Really, though, protocols are only part of the puzzle. What makes HomeKit isn’t the protocol itself, but the fact it’s part of an Apple ecosystem. As a consumer armed with an iPhone, you’ll just grab a piece of MFi-certified kit, knowing it should work with your home set-up. The two names most likely to take on Apple in that sense are Samsung and Google. Samsung has made major inroads into home automation over the past couple of years, integrating it into the company’s products. This was further cemented by a 2014 acquisition of SmartThings (smartthings.com), a US-based company building an open platform for smart homes. Through the SmartThings Hub and free app (iOS, Android and Windows), you can add and use whatever devices you want, customising your smart home.
Google, too, looks set to battle Apple for the future of home automation. While its Android @ Home system seemingly stalled, the company bought the popular Nest smart thermostat. Nest has since branched out into related products and a ‘Work with Nest’ program.

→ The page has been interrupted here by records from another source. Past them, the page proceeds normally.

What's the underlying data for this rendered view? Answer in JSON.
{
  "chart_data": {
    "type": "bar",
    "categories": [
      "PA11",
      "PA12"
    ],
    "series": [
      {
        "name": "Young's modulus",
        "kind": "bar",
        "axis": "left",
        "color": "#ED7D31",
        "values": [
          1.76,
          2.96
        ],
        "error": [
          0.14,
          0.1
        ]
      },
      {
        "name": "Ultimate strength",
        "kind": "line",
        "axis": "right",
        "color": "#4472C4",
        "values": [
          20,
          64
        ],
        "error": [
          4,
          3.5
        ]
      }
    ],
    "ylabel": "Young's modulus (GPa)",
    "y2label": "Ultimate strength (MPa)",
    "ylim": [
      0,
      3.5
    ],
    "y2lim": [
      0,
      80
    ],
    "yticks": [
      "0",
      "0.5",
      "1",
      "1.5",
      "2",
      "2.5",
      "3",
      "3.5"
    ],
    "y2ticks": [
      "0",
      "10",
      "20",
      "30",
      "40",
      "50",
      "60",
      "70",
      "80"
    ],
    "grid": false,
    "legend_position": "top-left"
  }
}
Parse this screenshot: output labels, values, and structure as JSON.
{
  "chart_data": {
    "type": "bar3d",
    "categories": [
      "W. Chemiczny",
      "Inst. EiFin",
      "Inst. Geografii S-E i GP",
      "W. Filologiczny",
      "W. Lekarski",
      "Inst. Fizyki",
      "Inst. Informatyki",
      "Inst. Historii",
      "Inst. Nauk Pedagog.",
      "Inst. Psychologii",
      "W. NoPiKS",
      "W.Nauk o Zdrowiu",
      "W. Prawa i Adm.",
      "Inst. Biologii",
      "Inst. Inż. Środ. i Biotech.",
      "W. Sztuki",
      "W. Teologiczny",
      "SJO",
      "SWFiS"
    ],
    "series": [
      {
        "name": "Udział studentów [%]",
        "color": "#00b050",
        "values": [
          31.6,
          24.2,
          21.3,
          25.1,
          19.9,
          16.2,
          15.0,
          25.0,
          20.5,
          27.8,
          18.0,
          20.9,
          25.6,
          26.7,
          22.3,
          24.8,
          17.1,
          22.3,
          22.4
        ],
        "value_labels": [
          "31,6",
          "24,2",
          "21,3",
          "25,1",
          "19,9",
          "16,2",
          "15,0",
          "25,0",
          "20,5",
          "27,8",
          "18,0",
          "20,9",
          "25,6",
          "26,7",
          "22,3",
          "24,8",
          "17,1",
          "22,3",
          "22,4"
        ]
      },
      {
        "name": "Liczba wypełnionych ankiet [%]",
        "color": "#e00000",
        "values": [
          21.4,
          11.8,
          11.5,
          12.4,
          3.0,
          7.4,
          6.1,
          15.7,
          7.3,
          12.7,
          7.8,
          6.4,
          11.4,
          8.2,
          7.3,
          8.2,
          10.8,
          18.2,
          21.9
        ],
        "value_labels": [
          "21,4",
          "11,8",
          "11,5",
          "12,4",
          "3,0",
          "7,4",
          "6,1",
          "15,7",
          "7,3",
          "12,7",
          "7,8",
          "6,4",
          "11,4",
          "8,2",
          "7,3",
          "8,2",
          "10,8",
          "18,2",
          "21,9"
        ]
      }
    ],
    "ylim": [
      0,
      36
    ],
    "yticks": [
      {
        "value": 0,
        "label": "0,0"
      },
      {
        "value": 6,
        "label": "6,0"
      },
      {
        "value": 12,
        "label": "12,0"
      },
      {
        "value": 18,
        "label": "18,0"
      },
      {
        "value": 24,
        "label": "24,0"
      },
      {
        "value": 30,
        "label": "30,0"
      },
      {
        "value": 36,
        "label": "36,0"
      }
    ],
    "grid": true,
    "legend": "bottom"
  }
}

This enables smart accessories to work with Nest in all kinds of ways, including toggling lights when the thermostat is in ‘away’ mode during your holidays, and flashing Hue lights to get your attention when a Nest Protect smoke alarm senses something’s wrong.
Late last year, Nest formed a working group with Samsung and several other companies to release Thread (threadgroup.org), which it describes as “the very best way to connect and control products in the home”. It’s promoted as secure and without a single point of failure, along with essentially solving every problem, ever, for connecting products around the home.
At this point, your head might hurt from all the choice and it is impossible to know how everything will shake out. Google in particular seems well placed to take on HomeKit, not least with its rapidly improving software design smarts and ownership of Nest. Samsung, too, is an industry giant that also manufactures televisions and a huge range of home appliances.
However, Apple has advantages of its own. It’s taken the time to get HomeKit right, boasts superb brand recognition and satisfaction, and also has a history of creating ecosystems in which third-parties can flourish.
We’d say the future of home automation is fluid. If you simply cannot wait for a gadget, by all means buy it now if it’ll happily work with your existing iOS devices. Otherwise, hang on for HomeKit proper if you’re wedded to Apple, or investigate alternatives (notably SmartThings) if you’ve a very mixed-use household in terms of smartphones and accessories.
US-based SmartThings was acquired by Samsung and provides an open platform which does a lot of what Apple’s aiming for with its HomeKit system.
The existing Hue system from Philips, before any HomeKit integration, provides an excellent way of smart-controlling the lighting in your home through the iPhone app.